Avoir un parcours diversifié, des expériences professionnelles dans des domaines différents du domaine d’études, se réorienter, se reconvertir, sont aujourd’hui monnaie courante.

Un phénomène générationnel

Dès leur entrée sur le marché du travail, les nouvelles générations de salariés sont conscientes qu’elles seront amenées à changer de poste au minimum 4 à 5 fois au cours de leur carrière. A moins de 26 ans, ils sont près de 80% à connaître une transition professionnelle. Une enquête menée par le cabinet Deloitte révèle que 43% des salariés de la génération Y envisagent de changer de travail dans les deux ans. Un chiffre qui passe à 61% pour la génération Z. 

Un phénomène contextuel

L’une des particularités de ces générations est leur évolution dans un monde où les crises se succèdent. Cela a notamment pour conséquence de les rendre plus aptes au changement, qu’il soit souhaité ou imposé, et de véhiculer l’idée que rien n’est immuable. La dernière crise en date, celle de la Covid 19, a engendré la perte de plus de 717 000 emplois. C’est donc autant d’actifs qui ont été contraints de changer de carrière.

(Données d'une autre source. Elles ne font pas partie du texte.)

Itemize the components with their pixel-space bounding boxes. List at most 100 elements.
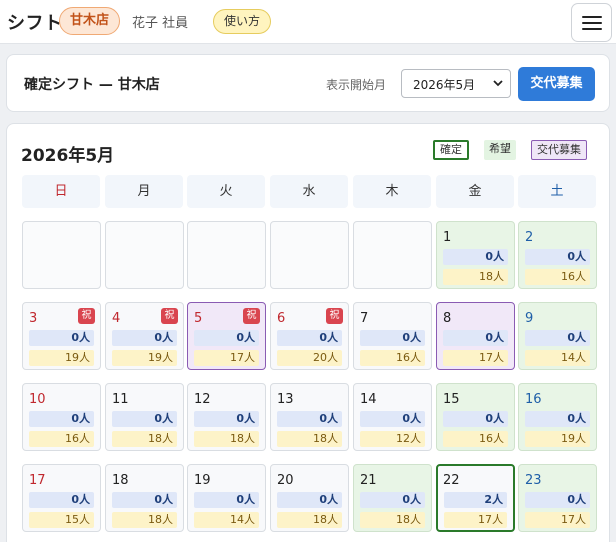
day-cell-12[interactable]: 12 0人 18人 xyxy=(187,383,266,451)
day-cell-14[interactable]: 14 0人 12人 xyxy=(353,383,432,451)
staff-count: 14人 xyxy=(525,350,590,366)
store-badge[interactable]: 甘木店 xyxy=(59,7,121,35)
staff-count: 18人 xyxy=(443,269,508,285)
day-number: 13 xyxy=(277,392,294,407)
day-number: 4 xyxy=(112,311,121,326)
user-name: 花子 社員 xyxy=(132,16,189,31)
swap-count: 0人 xyxy=(194,330,259,346)
calendar-card: 2026年5月 確定 希望 交代募集 日 月 火 水 木 金 土 1 0人 18… xyxy=(6,123,610,542)
weekday-sat: 土 xyxy=(518,175,596,208)
swap-count: 0人 xyxy=(112,411,177,427)
month-select-value: 2026年5月 xyxy=(413,78,476,92)
day-number: 23 xyxy=(525,473,542,488)
calendar-title: 2026年5月 xyxy=(21,146,115,166)
swap-count: 0人 xyxy=(194,411,259,427)
calendar-empty-cell xyxy=(22,221,101,289)
swap-count: 0人 xyxy=(277,330,342,346)
day-number: 9 xyxy=(525,311,534,326)
howto-button[interactable]: 使い方 xyxy=(213,9,272,34)
staff-count: 20人 xyxy=(277,350,342,366)
day-number: 1 xyxy=(443,230,452,245)
swap-count: 0人 xyxy=(194,492,259,508)
day-number: 8 xyxy=(443,311,452,326)
swap-count: 0人 xyxy=(112,492,177,508)
calendar-empty-cell xyxy=(105,221,184,289)
top-bar: シフト 甘木店 花子 社員 使い方 xyxy=(0,0,616,44)
day-cell-11[interactable]: 11 0人 18人 xyxy=(105,383,184,451)
swap-count: 0人 xyxy=(525,249,590,265)
weekday-fri: 金 xyxy=(436,175,514,208)
swap-count: 0人 xyxy=(360,492,425,508)
day-number: 20 xyxy=(277,473,294,488)
day-cell-18[interactable]: 18 0人 18人 xyxy=(105,464,184,532)
staff-count: 15人 xyxy=(29,512,94,528)
swap-count: 0人 xyxy=(525,492,590,508)
staff-count: 19人 xyxy=(525,431,590,447)
day-number: 22 xyxy=(443,473,460,488)
day-cell-22[interactable]: 22 2人 17人 xyxy=(436,464,515,532)
day-cell-5[interactable]: 5 祝 0人 17人 xyxy=(187,302,266,370)
day-cell-2[interactable]: 2 0人 16人 xyxy=(518,221,597,289)
holiday-badge: 祝 xyxy=(161,308,178,324)
staff-count: 14人 xyxy=(194,512,259,528)
staff-count: 18人 xyxy=(112,431,177,447)
day-number: 18 xyxy=(112,473,129,488)
staff-count: 19人 xyxy=(112,350,177,366)
day-cell-7[interactable]: 7 0人 16人 xyxy=(353,302,432,370)
swap-count: 0人 xyxy=(443,330,508,346)
page-title: 確定シフト — 甘木店 xyxy=(24,77,160,93)
swap-count: 0人 xyxy=(112,330,177,346)
swap-recruit-button[interactable]: 交代募集 xyxy=(518,67,595,101)
day-cell-19[interactable]: 19 0人 14人 xyxy=(187,464,266,532)
staff-count: 18人 xyxy=(277,512,342,528)
swap-count: 0人 xyxy=(360,330,425,346)
day-number: 2 xyxy=(525,230,534,245)
day-cell-16[interactable]: 16 0人 19人 xyxy=(518,383,597,451)
day-cell-13[interactable]: 13 0人 18人 xyxy=(270,383,349,451)
staff-count: 18人 xyxy=(112,512,177,528)
day-cell-1[interactable]: 1 0人 18人 xyxy=(436,221,515,289)
day-cell-10[interactable]: 10 0人 16人 xyxy=(22,383,101,451)
day-number: 3 xyxy=(29,311,38,326)
staff-count: 18人 xyxy=(277,431,342,447)
holiday-badge: 祝 xyxy=(78,308,95,324)
swap-count: 0人 xyxy=(29,492,94,508)
day-number: 10 xyxy=(29,392,46,407)
day-cell-17[interactable]: 17 0人 15人 xyxy=(22,464,101,532)
day-cell-8[interactable]: 8 0人 17人 xyxy=(436,302,515,370)
day-cell-15[interactable]: 15 0人 16人 xyxy=(436,383,515,451)
hamburger-menu-icon[interactable] xyxy=(571,3,612,42)
day-cell-20[interactable]: 20 0人 18人 xyxy=(270,464,349,532)
holiday-badge: 祝 xyxy=(243,308,260,324)
swap-count: 0人 xyxy=(360,411,425,427)
legend-swap: 交代募集 xyxy=(531,140,587,160)
legend-wish: 希望 xyxy=(484,140,516,160)
staff-count: 16人 xyxy=(525,269,590,285)
day-cell-6[interactable]: 6 祝 0人 20人 xyxy=(270,302,349,370)
staff-count: 12人 xyxy=(360,431,425,447)
chevron-down-icon xyxy=(493,80,503,87)
menu-line xyxy=(582,28,602,30)
staff-count: 17人 xyxy=(443,350,508,366)
legend-confirmed: 確定 xyxy=(433,140,469,160)
staff-count: 16人 xyxy=(360,350,425,366)
day-number: 5 xyxy=(194,311,203,326)
calendar-empty-cell xyxy=(270,221,349,289)
day-cell-3[interactable]: 3 祝 0人 19人 xyxy=(22,302,101,370)
day-number: 14 xyxy=(360,392,377,407)
weekday-wed: 水 xyxy=(270,175,348,208)
swap-count: 0人 xyxy=(525,411,590,427)
day-cell-21[interactable]: 21 0人 18人 xyxy=(353,464,432,532)
day-cell-4[interactable]: 4 祝 0人 19人 xyxy=(105,302,184,370)
swap-count: 2人 xyxy=(444,492,507,508)
day-cell-9[interactable]: 9 0人 14人 xyxy=(518,302,597,370)
staff-count: 18人 xyxy=(194,431,259,447)
app-title: シフト xyxy=(7,13,63,34)
swap-count: 0人 xyxy=(29,330,94,346)
month-select[interactable]: 2026年5月 xyxy=(401,69,511,98)
day-number: 12 xyxy=(194,392,211,407)
swap-count: 0人 xyxy=(277,492,342,508)
staff-count: 18人 xyxy=(360,512,425,528)
weekday-mon: 月 xyxy=(105,175,183,208)
day-cell-23[interactable]: 23 0人 17人 xyxy=(518,464,597,532)
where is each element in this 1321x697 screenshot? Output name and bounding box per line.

Même si les crises ont été un catalyseur, elles ne sont pas la seule raison des changements de comportements des collaborateurs. Depuis quelques années, la notion de bien-être au travail et de sens du travail prend de plus en plus d’importance, et les nouvelles générations de salariés n’hésitent plus à quitter leur poste si celui-ci ne les satisfait pas. Désormais, c’est l’épanouissement que procure le travail qui passe en premier plan et non plus la sécurité de l’emploi. L’instabilité de l’emploi, de l’économie d’un pays et du monde en général, avec laquelle ces générations vivent depuis toujours sont en partie la cause de ce changement de priorité et du besoin de compenser par une vie vécue « chaque jour ». Il n’est plus question de subir un travail pendant 20 ans en imaginant profiter de la vie à la retraite car personne ne sait plus ce qu’il adviendra à ce moment-là.

Les profils atypiques désormais la norme

Alexandre Pachulski, fondateur de Talentsoft, l’avait annoncé en 2019 : “Demain, les profils atypiques seront la norme”… Or demain c’est aujourd’hui. Les chiffres énoncés précédemment sont la preuve de la généralisation des profils diversifiés, par conséquent, les qualifier d’atypiques n’est plus approprié.

Les évolutions du monde du travail et des comportements des salariés doivent être prises en compte par les recruteurs pour en comprendre les enjeux. Un profil diversifié n’est pas synonyme d’instabilité mais d’adaptabilité, compétence indispensable dans un environnement incertain où 85% des futurs métiers n’existent pas encore.